Eram meados de 1953. Um cliente levou até Sergio Scaglietti uma Ferrari batida. Ele refez completamente e ainda incorporou algumas melhorias aerodinâmicas. Meu pai pediu para ver o carro e convocou uma reunião. Em um sábado à tarde, ele o convidou para “vestir” a nova 500 Mondial. Esse primeiro encontro foi mais um monólogo, porque meu pai chegou com tudo decidido: quanto pagaria, o prazo e até que a letra “S” (de Scaglietti) seria acrescentada ao nome do carro. Na segunda-feira, um caminhão parou na porta da oficina com um chassi motorizado. Ali se iniciou a aventura dos dois.
Scaglietti (acima, à direita) começou sua carreira aos 13 anos, moldando chapas em Módena. Nos anos 1950, abriu sua própria empresa (ao lado)
Enzo Ferrari, fundador da marca e grande amigo de Scaglietti, em um momento curioso que mostra sua comentada personalidade mandona também no trato com os animais
No começo, um mandava e o outro fazia. Scaglietti não media esforços para atender “O Homem”, que não era um tipo fácil de se lidar e, no trabalho, para usar um eufemismo, era exigente. Certa vez, Enzo chegou a sua oficina para reclamar de um trabalho com um modelo que ainda nem estava finalizado. Gritando, disse que a frente era um desgosto, que a traseira era pobre e que só as portas estavam corretas. “Clame pelo poder celestial, chame os demônios, mas quero esse carro pronto amanhã”, falou. Sergio trabalhou a noite até adormecer sobre o radiador. Acordou com as costas marcadas pela grelha. Hoje, que o automóvel nasce sobre uma linha de montagem, é difícil entender a importância que a carroceria tinha nos anos 50. Scaglietti não se limitava a executar um projeto. Interpretava as ordens, as ideias, entendia a importância da marca e criava.

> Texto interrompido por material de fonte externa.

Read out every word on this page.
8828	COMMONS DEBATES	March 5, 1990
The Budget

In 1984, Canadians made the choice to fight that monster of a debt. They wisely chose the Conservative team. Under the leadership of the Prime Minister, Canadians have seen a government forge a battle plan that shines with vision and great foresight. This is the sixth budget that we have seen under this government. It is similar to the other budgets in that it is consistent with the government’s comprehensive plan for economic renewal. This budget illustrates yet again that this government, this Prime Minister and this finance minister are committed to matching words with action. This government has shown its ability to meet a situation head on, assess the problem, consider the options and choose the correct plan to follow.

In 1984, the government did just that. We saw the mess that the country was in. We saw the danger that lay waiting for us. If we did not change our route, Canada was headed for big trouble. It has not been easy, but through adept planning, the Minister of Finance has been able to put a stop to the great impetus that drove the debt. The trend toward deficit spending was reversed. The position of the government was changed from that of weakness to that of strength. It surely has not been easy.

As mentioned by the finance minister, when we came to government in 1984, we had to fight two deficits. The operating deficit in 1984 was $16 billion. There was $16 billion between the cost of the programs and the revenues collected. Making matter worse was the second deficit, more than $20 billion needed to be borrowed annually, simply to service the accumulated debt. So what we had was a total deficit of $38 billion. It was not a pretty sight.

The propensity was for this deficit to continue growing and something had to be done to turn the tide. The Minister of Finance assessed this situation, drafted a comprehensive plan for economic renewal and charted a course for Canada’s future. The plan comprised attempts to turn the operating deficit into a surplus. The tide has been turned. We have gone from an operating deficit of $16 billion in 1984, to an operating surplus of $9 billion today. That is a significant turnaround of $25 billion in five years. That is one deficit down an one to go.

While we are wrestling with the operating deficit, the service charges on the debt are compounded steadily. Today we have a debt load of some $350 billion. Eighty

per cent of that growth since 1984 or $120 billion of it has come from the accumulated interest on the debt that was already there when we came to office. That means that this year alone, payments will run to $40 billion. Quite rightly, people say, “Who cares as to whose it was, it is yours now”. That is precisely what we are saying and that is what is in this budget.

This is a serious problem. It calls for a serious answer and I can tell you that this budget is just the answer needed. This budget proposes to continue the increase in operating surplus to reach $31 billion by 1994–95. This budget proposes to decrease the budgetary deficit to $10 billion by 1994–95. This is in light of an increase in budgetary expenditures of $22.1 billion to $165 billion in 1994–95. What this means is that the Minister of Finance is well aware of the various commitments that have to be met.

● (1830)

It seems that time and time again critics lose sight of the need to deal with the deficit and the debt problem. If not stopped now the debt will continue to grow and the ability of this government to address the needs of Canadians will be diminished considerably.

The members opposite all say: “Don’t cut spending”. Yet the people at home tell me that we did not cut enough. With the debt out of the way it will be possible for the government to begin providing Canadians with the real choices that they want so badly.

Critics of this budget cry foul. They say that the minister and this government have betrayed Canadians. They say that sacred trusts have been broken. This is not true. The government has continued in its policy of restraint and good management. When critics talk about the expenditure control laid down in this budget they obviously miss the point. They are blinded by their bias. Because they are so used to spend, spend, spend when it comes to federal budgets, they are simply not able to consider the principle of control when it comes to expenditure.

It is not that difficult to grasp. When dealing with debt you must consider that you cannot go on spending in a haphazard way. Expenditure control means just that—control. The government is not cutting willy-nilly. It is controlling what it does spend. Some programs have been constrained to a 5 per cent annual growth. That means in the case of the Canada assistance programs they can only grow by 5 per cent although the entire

Não hesito em chamá-lo de artista: um pouco estilista, um pouco engenheiro, sem ser nenhuma das duas coisas.
Scaglietti não se limitava a executar um projeto. Interpretava tudo, entendia sua importância e criava
Pouco a pouco, a relação deles foi mudando. De colaborador, passou a amigo da família. Meu pai adorava sua companhia. Ele só gostava de casa para dormir. No resto do tempo, preferia estar na fábrica ou no restaurante. Por isso, criou o hábito de almoçar também aos sábados em uma tratoria perto da empresa, sempre acompanhado de um vinho Lambrusco e de poucos e fiéis amigos, entre eles Scaglietti. Scaglietti frequentava minha casa e me ajudou a ingressar no mundo automobilístico. Quando tirei minha habilitação, comprei um dos primeiros Mini Cooper. A carroceria era cinza-azulada horrível, mas Scaglietti o refez em uma cor metalizada maravilhosa e colocou bancos de corrida estilo Le Mans.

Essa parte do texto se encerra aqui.